Feathered props are modeled only on multi-engined planes. It is easy to check in-flight: turn off your engine. The prop will auto-feather and stop rotating if it can. You will notice that on all single engine planes the prop will keep wind-milling.
Reducing RPM in glide makes a huge difference. A plane like the mosquito that has very little drag for its mass and feathered props is quite hard to land when the engines are off. You have to use rudder or lots of flaps to bleed speed and bring it down.

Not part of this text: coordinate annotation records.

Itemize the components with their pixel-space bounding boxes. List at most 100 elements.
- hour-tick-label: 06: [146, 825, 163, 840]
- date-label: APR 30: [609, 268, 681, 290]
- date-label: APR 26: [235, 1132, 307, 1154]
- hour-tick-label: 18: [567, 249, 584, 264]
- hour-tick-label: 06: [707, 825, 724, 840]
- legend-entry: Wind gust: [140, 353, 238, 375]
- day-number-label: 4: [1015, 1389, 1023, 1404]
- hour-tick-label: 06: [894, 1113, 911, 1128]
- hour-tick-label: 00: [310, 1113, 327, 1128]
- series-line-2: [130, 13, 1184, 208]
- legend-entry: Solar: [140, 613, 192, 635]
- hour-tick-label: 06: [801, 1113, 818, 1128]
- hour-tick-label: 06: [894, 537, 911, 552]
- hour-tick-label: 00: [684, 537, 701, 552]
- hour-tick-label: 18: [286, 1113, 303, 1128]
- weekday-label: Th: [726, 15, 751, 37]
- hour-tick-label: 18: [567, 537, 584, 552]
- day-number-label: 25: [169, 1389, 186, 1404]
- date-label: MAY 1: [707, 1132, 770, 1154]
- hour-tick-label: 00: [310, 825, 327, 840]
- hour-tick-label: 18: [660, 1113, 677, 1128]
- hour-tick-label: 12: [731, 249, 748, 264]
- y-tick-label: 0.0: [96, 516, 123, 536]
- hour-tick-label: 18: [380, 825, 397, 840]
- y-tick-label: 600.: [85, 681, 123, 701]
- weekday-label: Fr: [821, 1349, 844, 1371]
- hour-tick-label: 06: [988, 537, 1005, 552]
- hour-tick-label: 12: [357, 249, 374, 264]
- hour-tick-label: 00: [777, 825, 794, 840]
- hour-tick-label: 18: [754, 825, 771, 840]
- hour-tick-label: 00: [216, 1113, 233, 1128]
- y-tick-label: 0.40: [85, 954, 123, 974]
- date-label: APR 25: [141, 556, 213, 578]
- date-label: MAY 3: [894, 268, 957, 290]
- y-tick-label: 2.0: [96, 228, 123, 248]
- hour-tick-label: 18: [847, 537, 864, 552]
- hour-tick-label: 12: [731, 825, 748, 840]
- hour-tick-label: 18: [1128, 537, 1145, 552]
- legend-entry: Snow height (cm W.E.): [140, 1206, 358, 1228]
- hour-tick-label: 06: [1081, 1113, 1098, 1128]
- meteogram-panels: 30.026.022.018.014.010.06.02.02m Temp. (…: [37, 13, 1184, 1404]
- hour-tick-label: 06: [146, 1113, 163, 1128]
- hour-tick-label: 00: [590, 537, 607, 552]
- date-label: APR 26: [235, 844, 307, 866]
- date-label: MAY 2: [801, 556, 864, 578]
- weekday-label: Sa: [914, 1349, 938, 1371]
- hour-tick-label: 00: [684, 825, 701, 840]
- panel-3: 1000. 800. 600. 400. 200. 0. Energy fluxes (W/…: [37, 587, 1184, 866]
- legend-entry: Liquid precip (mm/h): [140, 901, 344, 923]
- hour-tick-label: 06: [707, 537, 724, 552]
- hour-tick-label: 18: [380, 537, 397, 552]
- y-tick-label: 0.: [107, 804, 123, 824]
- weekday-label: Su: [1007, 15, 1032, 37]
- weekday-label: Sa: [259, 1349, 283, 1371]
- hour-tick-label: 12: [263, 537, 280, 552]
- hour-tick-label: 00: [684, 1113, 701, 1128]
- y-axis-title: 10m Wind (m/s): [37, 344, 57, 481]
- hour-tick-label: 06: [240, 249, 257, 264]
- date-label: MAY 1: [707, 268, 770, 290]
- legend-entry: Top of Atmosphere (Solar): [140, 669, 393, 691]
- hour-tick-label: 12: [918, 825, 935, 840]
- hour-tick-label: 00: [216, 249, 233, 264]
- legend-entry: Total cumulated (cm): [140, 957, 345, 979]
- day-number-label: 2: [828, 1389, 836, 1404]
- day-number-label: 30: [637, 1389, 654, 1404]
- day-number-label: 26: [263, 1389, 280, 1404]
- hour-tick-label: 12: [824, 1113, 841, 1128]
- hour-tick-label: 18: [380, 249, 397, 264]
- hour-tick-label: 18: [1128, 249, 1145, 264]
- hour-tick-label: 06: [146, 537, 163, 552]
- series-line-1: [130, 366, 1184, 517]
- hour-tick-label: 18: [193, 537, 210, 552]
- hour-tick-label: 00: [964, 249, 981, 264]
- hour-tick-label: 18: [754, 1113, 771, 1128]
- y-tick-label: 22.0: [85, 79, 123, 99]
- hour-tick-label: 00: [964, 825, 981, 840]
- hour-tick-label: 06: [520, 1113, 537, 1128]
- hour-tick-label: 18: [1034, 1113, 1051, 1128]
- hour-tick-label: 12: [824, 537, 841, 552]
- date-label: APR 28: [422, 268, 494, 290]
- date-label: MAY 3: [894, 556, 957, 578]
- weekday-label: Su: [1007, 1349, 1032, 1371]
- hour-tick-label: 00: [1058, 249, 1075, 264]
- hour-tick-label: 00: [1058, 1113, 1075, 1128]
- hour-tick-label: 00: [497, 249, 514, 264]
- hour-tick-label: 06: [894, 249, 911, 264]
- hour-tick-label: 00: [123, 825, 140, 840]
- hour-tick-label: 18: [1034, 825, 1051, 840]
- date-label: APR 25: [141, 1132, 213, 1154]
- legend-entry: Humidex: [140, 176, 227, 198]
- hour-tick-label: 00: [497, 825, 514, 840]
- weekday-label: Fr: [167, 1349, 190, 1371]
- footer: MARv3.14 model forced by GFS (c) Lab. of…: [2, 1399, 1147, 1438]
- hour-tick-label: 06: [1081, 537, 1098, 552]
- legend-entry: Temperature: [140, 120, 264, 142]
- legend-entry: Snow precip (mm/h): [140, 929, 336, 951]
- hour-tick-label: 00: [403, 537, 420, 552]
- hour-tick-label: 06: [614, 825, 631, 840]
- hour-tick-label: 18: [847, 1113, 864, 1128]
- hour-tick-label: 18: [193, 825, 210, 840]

I once tested RPM effects on high-speed dive acceleration with P-47 and Mosquito. Couldn't find a difference within my measurement accuracy. Also tried to see if it affects speed bleed when the speed is well over your max level speed (after a dive). Again, found no clear advantage to reducing RPM in this situation. Therefore I don't really know how the FM handles this other side of the envelope. If someone can re-do such tests, I would be interested to hear the results. An easy thing to test that may give us a hint is to reduce throttle to min and make a dive to high speed - check how high the RPM gets - it will not over-rev, but does it stay constant even at very high speeds or does it peg at the usual max RPM limit? None is exactly correct, but may give us a hint of how it is modeled.
I did a simple test with a 109 g14 and found the following...
1) I dove from high alt and reduced RPMs to the lowest I could, which was around 15,000 and not much happened, the RPMs did not go up. Now I did pull up after going about ~500mph. I would have expected the RPMs to go up just from the reduced 'load' on the engine.
2) I flew the airplane at a level max speed, no wep, at 10k which was around ~350 and then reduced RPMs to encourage the prop to take a 'bigger bite' out of each rotation, but all that happened was my fuel consumption went down and my speed reduced to about ~300. I would have expected some 'medium mix' where max RPM didn't mean max speed, just like running your car in first gear with the RPMs red-lined is not full speed.